Я познакомился с Мозесом Абрамовичем и его женой Керри на международной конференции, в организации которой принимал участие. Она проходила в пригороде Осло в мае 1993 года — того самого, когда Абрамович вновь вернулся к теме погрешности в статье, цитатой из которой открывается эта глава. Статья показывает, что с 1956 года он несильно продвинулся в понимании этой темы. Конференция была названа в терминах Абрамовича: «Страны догоняющие, вырывающиеся вперед и отстающие». Прошло всего два года после того, как я продал свой бизнес и вернулся к академической карьере. Я был убежден в том, что худшим заблуждением стандартной экономической науки была ее предпосылка о равенстве, т. е. что все виды экономической деятельности качественно равны как носители экономического роста.

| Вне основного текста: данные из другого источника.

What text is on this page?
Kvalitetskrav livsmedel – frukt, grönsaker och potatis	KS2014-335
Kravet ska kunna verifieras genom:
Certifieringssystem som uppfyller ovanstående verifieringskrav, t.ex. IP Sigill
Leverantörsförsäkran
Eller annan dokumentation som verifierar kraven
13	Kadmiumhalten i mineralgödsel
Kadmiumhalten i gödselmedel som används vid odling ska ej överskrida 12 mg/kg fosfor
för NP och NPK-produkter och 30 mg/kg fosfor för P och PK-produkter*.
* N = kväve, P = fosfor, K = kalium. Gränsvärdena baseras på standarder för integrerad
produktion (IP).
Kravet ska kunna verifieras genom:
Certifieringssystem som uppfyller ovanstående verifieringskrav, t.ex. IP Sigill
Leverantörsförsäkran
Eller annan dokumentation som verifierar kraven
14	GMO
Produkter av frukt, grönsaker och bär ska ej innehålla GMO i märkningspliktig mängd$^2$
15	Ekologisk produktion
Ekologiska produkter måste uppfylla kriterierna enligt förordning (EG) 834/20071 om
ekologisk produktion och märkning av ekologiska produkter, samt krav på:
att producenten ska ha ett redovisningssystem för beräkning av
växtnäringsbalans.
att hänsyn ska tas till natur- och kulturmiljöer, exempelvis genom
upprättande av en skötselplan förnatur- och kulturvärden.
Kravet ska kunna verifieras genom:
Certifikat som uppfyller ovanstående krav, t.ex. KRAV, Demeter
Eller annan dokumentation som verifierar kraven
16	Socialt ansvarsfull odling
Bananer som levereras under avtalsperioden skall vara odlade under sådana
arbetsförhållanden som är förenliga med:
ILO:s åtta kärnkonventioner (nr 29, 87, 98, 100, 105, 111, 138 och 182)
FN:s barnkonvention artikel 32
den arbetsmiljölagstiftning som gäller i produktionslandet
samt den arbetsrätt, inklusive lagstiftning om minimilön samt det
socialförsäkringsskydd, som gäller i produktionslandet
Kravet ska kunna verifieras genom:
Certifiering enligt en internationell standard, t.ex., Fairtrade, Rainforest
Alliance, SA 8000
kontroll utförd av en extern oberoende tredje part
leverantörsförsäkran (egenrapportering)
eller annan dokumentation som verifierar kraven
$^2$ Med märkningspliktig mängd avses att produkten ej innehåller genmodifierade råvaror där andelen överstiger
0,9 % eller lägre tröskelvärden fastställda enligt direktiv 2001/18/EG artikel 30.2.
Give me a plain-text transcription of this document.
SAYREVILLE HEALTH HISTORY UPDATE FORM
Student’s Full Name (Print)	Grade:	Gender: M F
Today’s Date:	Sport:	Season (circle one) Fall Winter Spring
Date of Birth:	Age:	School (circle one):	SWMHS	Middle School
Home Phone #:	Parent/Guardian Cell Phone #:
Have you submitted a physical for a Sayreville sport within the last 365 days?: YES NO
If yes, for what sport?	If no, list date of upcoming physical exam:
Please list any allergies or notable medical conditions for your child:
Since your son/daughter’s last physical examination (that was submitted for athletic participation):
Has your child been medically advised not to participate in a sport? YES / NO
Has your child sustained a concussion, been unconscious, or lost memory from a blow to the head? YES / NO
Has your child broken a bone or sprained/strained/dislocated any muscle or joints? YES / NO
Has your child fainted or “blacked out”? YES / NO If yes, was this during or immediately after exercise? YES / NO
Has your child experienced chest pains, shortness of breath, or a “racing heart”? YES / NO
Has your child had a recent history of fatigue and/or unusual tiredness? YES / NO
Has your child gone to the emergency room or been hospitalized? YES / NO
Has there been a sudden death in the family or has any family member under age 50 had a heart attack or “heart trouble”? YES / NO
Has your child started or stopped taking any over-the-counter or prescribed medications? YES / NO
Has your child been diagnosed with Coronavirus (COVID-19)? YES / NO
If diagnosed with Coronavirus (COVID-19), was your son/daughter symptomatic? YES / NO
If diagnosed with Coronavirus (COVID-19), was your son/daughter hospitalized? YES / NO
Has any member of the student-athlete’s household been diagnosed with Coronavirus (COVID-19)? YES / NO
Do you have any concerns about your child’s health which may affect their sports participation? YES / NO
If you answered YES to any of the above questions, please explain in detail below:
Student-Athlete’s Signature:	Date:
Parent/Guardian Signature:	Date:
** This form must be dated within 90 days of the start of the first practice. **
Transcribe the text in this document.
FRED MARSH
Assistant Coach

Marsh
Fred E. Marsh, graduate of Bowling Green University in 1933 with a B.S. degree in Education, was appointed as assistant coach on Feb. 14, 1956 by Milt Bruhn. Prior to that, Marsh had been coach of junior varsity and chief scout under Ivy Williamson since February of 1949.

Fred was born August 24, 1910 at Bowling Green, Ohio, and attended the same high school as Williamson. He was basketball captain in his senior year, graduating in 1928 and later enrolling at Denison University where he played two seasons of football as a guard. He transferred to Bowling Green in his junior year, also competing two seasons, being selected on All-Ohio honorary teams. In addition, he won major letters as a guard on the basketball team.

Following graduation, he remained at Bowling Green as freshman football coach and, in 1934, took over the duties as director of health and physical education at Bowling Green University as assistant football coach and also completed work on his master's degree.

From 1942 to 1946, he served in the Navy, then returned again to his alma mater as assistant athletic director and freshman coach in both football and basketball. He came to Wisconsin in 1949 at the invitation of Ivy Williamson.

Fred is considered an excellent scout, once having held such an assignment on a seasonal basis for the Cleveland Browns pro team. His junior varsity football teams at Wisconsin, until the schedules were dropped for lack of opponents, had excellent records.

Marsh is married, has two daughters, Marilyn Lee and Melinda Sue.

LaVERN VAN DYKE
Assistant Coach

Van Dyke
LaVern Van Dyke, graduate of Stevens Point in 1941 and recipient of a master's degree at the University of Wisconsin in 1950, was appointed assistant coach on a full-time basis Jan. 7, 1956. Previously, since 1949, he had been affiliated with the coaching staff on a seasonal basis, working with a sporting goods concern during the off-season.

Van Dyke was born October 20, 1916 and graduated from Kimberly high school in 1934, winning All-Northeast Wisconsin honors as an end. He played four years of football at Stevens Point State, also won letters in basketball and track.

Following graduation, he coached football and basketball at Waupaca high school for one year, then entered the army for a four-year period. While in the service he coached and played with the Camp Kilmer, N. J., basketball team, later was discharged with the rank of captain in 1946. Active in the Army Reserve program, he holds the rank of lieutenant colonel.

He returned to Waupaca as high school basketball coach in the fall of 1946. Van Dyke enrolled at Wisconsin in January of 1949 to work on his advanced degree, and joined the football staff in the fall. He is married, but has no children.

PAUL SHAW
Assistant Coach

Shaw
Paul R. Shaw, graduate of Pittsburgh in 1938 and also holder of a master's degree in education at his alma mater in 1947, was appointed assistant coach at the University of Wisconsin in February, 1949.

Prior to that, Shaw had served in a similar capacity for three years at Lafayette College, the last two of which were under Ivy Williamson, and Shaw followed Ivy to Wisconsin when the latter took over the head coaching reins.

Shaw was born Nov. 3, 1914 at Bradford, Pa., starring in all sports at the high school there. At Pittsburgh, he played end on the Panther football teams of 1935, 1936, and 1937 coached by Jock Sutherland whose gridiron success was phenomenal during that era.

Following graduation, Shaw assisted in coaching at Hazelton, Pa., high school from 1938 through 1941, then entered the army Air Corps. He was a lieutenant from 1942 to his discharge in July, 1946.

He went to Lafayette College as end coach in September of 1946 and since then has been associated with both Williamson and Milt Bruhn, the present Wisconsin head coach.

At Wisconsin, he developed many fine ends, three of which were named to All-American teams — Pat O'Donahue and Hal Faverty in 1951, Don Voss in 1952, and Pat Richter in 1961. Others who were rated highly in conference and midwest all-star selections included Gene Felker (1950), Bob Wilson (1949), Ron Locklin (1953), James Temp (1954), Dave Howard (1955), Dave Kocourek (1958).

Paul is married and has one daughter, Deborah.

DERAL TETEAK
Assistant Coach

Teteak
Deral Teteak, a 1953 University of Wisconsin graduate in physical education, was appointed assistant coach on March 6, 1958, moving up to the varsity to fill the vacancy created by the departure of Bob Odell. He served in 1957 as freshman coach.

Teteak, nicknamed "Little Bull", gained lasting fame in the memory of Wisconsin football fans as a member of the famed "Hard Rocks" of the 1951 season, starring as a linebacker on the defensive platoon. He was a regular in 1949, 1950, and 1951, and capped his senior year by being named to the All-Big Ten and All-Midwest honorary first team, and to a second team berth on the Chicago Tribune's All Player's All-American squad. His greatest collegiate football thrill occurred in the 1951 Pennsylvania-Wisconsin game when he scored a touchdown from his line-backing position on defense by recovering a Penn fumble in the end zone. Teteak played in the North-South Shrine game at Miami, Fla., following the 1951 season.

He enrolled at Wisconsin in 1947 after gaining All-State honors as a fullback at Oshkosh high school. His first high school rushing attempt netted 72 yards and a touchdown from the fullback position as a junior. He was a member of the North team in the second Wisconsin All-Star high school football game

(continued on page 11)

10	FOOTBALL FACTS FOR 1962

В докладе я попытался обсудить проблемы стран третьего мира в терминологии Абрамовича[242]. Я разработал документ, который назвал качественным индексом видов экономической деятельности (Приложение VI): люди и страны, занимающиеся качественными видами экономической деятельности, становятся богатыми, а занимающиеся некачественными остаются бедными. Это была попытка объединить факторы, которые казались мне взаимосвязанными. Индекс позволял объяснить, почему лучшие в мире производители мячей для гольфа зарабатывают в 40 раз больше, чем производители мячей для бейсбола. Я хотел показать, что страна может быть богатой, как и отдельный человек, только практикуя определенные виды экономической деятельности. «Догонять» в данном случае означало взбираться вверх по иерархии видов деятельности; «отставать» означало сползать вниз.